Mario Becerra

Pi estimation using simulation

There are many ways to estimate the value of \(\pi\), some more efficient than others. One of them is using Monte Carlo simulation. The idea is that if you have a circle of radius 1, it will have an area of \(\pi\). You can fit a circle within a square of area 4, such that they both have a centroid in the origin, like shown in the following image.

Then, if one simulates \(N\) points in the square, counts how many were inside the circle (\(N_{in}\)) and computes \(\frac{N_{in}}{N}\), one gets a number close to \(\frac{\pi}{4}\). And the bigger \(N\) gets, the closer one is to the real value of \(\pi\). So, to estimate \(\pi\), one computes \(4\frac{N_{in}}{N}\). An example of the simulated points can be seen in the following figure (done in R).

tibble(x = runif(10000, -1, 1),
               y = runif(10000, -1, 1)) %>% 
  mutate(inside = x^2 + y^2 < 1) %>% 
  ggplot() +
  geom_point(aes(x, y, color = inside), size = 0.5) +
  coord_equal() +
  theme_bw()

Now, let’s see how close we get to the value of \(\pi\) as we use more and more points.
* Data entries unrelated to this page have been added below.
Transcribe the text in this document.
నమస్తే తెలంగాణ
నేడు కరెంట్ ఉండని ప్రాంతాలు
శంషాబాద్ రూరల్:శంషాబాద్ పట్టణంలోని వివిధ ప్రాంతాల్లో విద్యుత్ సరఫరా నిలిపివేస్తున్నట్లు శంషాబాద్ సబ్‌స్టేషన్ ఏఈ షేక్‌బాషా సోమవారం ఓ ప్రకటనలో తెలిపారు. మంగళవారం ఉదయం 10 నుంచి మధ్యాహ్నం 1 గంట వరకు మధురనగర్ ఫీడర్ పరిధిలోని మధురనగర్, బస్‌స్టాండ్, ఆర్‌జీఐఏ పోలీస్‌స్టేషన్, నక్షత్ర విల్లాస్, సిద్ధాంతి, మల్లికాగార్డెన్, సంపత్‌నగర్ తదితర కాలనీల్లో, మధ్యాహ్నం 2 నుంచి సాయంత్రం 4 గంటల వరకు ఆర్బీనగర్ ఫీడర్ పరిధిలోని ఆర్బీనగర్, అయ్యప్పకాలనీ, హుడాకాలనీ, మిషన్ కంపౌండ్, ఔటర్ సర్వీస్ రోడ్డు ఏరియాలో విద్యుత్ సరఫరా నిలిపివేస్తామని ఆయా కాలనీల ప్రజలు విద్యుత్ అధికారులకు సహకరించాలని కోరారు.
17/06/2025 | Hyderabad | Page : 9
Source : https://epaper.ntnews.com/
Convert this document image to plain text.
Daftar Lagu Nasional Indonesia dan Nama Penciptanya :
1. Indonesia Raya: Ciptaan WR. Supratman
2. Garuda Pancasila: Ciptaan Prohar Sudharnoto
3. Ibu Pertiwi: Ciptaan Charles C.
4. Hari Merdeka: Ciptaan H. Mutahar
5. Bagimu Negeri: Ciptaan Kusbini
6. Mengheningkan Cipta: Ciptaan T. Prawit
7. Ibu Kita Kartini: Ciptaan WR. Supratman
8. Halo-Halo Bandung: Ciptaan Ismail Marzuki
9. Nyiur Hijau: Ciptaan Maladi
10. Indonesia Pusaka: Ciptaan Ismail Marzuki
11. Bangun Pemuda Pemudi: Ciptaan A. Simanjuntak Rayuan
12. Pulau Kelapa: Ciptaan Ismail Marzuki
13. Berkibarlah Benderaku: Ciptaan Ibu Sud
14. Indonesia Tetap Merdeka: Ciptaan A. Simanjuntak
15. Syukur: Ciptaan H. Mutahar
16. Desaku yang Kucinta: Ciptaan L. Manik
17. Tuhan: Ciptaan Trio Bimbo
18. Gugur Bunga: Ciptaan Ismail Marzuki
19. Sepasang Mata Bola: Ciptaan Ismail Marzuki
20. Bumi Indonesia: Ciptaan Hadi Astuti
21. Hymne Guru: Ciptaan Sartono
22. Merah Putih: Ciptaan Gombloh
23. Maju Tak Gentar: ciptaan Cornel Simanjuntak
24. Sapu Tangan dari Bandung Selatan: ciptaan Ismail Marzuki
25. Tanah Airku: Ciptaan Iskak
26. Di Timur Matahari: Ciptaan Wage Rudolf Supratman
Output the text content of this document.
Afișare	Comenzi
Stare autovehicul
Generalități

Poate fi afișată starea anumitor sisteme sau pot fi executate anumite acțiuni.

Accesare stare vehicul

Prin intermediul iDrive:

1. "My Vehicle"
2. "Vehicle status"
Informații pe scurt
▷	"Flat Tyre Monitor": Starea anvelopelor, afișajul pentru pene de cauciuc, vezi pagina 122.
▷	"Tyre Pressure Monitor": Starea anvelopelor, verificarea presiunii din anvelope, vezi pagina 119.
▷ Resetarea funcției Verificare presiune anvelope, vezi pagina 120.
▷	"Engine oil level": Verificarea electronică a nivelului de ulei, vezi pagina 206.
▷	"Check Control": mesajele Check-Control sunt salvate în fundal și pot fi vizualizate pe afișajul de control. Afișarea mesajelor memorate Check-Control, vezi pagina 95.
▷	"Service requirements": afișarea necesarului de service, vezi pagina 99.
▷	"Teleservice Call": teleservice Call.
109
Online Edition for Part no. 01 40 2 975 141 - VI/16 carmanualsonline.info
The following image shows the estimate that we get for each \(N\). We can see that as \(N\) grows, we get closer and closer to the real value shown with the red horizontal line.

N <- 100000

data <- tibble(x = runif(N, -1, 1),
               y = runif(N, -1, 1)) %>% 
  mutate(inside = x^2 + y^2 < 1)

sizes <- seq(100, N, 400)

estimate <- sapply(sizes, function(n){
  data2 <- data %>% 
    sample_n(n) 
  4*sum(data2$inside)/nrow(data2)
})


tibble(size = sizes,
       estimate = estimate) %>% 
  ggplot(aes(size, estimate)) +
  geom_hline(yintercept = pi, size = 0.3, color = 'red') +
  geom_point(size = 0.3) +
  geom_line(group = 1, color = 'dark grey', alpha = 0.5) +
  theme_bw()

We can see that the rate of convergence is slow. We had to simulate many points to get relatively close to the value of \(\pi\). There are many more efficient methods to do this, but it’s nice to see how with simulation we can get also estimate it.